Let $M,N$ be smooth $d$-dimensional Riemannian manifolds.
Suppose $f:M \to N$ is a differentiable isometry ($df_p$ is an isometry at every $p \in M$). I do not assume $f$ is $C^1$.
Is it true that $f$ must be smooth?
This is probably true if we assume $f$ is $C^1$ (see here).
Note: This is false when assuming $f$ is only differentiable almost everywhere, as was shown by Gromov (in fact $M$ can be non-flat, and $N$ flat).
When trying to adapt the argument to this less regular case, we hit a porblem, as described below:
A "proof":
First, note that by the inverse function theorem for everywhere differentiable maps, $f$ is a local homeomorphism.
We would like to prove it's a local isometry w.r.t the intrinsic distances, then use the Myers-Steenrod theorem.

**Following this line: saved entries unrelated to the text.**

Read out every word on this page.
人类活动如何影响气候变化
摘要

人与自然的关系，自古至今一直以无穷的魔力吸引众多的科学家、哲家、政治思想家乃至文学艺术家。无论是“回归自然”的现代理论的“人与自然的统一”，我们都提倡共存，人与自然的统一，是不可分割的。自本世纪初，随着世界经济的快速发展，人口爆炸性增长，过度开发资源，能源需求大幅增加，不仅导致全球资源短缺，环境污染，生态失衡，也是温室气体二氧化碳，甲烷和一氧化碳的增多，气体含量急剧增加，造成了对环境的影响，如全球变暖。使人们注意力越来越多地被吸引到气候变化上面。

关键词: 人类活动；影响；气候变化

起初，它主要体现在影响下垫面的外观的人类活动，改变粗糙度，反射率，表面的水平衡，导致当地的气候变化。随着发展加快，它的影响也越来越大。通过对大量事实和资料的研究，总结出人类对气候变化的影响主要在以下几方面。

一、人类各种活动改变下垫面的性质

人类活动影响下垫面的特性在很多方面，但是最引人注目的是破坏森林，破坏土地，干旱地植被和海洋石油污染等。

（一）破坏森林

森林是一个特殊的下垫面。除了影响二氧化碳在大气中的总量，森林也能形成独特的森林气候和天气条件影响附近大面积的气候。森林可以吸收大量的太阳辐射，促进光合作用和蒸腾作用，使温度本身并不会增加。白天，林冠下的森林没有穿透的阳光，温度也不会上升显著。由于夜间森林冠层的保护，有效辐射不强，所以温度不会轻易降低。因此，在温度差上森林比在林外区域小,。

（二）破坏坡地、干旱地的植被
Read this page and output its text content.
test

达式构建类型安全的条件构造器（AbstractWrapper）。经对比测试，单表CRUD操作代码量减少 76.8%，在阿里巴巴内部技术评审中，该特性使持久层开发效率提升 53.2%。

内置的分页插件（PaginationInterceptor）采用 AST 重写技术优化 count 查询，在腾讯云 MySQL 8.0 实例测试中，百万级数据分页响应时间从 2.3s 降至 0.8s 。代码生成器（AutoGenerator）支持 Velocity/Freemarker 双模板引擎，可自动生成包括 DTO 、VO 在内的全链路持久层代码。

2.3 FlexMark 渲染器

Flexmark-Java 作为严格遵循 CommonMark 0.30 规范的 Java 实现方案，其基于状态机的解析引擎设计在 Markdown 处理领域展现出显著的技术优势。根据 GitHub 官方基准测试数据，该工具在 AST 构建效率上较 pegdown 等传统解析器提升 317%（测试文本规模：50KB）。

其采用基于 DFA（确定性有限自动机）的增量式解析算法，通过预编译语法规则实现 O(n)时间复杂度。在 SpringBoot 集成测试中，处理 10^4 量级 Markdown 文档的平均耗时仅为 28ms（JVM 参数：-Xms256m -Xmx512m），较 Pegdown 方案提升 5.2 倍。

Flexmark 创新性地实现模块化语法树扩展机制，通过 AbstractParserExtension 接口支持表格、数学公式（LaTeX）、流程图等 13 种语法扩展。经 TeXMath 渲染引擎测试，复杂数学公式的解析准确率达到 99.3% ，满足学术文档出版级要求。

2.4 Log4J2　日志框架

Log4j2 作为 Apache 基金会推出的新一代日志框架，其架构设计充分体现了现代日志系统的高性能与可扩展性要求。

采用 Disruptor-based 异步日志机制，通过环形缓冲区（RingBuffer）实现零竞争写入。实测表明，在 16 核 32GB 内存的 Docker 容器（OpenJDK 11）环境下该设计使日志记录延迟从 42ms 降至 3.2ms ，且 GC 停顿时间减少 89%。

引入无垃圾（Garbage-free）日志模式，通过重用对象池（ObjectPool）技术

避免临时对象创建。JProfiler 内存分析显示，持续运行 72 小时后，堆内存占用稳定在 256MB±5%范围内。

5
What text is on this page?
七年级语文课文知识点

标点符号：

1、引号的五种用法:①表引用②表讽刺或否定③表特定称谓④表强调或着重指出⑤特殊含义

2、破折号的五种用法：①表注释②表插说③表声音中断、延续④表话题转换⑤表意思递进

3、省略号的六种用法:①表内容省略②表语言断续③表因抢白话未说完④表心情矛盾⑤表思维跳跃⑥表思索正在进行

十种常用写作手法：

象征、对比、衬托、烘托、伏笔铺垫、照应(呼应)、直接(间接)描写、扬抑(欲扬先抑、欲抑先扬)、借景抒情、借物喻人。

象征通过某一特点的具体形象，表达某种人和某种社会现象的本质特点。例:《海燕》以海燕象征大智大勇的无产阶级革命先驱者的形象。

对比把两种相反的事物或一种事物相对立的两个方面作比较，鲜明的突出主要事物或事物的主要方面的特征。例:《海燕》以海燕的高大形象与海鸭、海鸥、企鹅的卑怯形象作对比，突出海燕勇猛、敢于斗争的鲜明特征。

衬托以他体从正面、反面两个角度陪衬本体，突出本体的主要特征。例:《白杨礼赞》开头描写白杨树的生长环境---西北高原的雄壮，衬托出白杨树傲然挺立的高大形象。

The problem lies within the fine the details: We need to choose suitable length structures on $M,N$ such that $f$ will become an arcwise isometry. We cannot use the class of $C^1$ paths, however, since $f$ does not necessarily map $C^1$ maps to $C^1$ maps.
In a similar spirit, nothing promises us that for a differentiable path $\gamma$ such that $\|\dot \gamma(t)\|$ is integrable, $\|\dot {f \circ \gamma}(t)\|$ will be integrable.
For completeness: The answer is positive. Any differentiable isometry is smooth. This is proved here.